Today, he says, reports are based on data collected as quickly as possible by staff of the nearest avalanche center, who travel to document snow and weather conditions, narratives from witnesses and survivors, and any available information from first responders and coroner reports. Although resource intensive, this kind of information has proven invaluable in the effort to increase public understanding of conditions and risks during the winter season and has helped researchers, policymakers, and rescuers alike understand long-term trends about how and why people die in avalanches.

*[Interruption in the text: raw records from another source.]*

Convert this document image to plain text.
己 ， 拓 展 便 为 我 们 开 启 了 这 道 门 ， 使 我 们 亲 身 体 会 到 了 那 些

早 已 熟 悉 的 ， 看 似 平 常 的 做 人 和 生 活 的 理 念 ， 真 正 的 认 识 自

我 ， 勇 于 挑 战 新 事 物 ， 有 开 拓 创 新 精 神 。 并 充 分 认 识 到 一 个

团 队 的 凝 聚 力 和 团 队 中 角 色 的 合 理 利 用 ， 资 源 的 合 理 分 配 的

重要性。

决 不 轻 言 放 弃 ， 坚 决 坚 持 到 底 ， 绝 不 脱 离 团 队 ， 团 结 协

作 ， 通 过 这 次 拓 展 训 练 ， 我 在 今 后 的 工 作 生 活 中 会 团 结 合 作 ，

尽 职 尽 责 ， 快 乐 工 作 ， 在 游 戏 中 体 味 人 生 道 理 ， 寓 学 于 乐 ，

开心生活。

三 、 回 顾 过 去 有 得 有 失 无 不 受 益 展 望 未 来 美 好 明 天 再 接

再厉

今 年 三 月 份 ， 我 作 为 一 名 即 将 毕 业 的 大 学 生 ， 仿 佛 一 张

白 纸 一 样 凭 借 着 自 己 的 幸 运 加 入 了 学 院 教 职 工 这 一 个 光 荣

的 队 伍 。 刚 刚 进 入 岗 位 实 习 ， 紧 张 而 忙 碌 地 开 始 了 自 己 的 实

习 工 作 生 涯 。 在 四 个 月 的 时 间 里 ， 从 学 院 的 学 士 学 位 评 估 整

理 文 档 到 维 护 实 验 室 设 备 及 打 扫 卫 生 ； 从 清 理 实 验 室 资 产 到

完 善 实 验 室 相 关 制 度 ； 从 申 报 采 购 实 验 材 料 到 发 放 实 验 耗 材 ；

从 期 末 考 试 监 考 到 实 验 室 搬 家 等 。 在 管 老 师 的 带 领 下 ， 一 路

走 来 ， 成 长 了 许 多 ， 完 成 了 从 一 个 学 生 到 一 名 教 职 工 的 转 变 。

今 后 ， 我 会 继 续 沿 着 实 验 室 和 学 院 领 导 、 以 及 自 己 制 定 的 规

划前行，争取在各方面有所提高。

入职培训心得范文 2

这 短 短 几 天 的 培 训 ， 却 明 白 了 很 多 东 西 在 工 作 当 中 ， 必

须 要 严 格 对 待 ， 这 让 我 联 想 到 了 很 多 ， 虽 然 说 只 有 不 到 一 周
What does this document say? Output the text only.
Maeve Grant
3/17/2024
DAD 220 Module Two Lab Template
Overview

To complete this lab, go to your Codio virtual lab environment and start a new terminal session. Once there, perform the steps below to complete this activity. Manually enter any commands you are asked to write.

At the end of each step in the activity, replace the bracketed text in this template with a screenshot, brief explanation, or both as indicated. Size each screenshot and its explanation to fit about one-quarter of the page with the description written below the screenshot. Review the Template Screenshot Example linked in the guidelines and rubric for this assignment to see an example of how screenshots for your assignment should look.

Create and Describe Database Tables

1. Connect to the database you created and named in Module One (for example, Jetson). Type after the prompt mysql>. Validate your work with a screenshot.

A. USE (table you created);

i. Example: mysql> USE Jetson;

Birkeland says that since the mid-1990s, when their reports and forecasts became easily accessible online, annual deaths have stabilized at around 25 to 30 per year despite an estimated 12-fold increase in recreation. “We can use that as a rough measure of the effectiveness of our avalanche forecasting and education programs,” he says. Education, outreach, and data collection about heat deaths could help equip people to better navigate that public-health crisis, too.
Public understanding of the deadly nature of extreme heat seems to be improving. In the aftermath of the 2021 Pacific Northwest heat wave, The New York Times published an excess death analysis showing that 600 people had died, while death-certificate data recorded less than 200. An investigation in the Los Angeles Times later that year noted that heat deaths in California are as much as six times higher than official counts.
Now, Wellenius says, “there’s a huge movement to address the problem.”
The epidemiologist points to the city of Phoenix, which last year created an Office of Heat Response and Mitigation, and to Miami, which appointed the world’s first chief heat officer. This spring, California Governor Gavin Newsom’s office launched an extreme-heat action plan; one goal is to “modernize the Electronic Death Registration System to register heat-related deaths” in order to help prevent them. And the CDC says it continues to improve its new Heat and Health Tracker, a dashboard launched in 2021 that tracks weather conditions and heat-related ER visits.
David Hondula, who leads the new heat office in Phoenix, says that his work advocating for solutions and preventing deaths is possible because the Maricopa County Public Health Department has a complete grasp of who is getting sick and dying from heat. Because that department monitors hospital discharge data for heat-related diagnoses using an especially broad set of criteria, “we’re able to precisely understand” who is dying, how, and where, he says. He knows how many of the 339 who died in 2021 were houseless, had underlying conditions, or were out hiking on Camelback Mountain, a popular area hike where average temperatures hover above 100 degrees four months of the year.
This means he can direct hydration and cooling stations where data shows they’re most needed, advocate for affordable housing, because more people die without it, and ensure appropriate signage on trails where conditions and rescues are particularly dangerous in heat.
Back in her office in Death Valley National Park, Wines has nothing like this. In fact, she says, she hardly has any data at all. She recalls a recent call from another reporter, who requested annual stats on heat-related emergencies and deaths.
“It looks like we’re just avoiding the question, but we don’t have everything coded that way in our system,” Wines acknowledges. “I would love it if it was a clear thing and we could say: this many people on average die because of heat, and we have this many medical responses by law enforcement, and it costs the taxpayers this much money.” But she doesn’t have that data.
If she did, she says, “I think it would be a lot easier to tell people how dangerous it is.”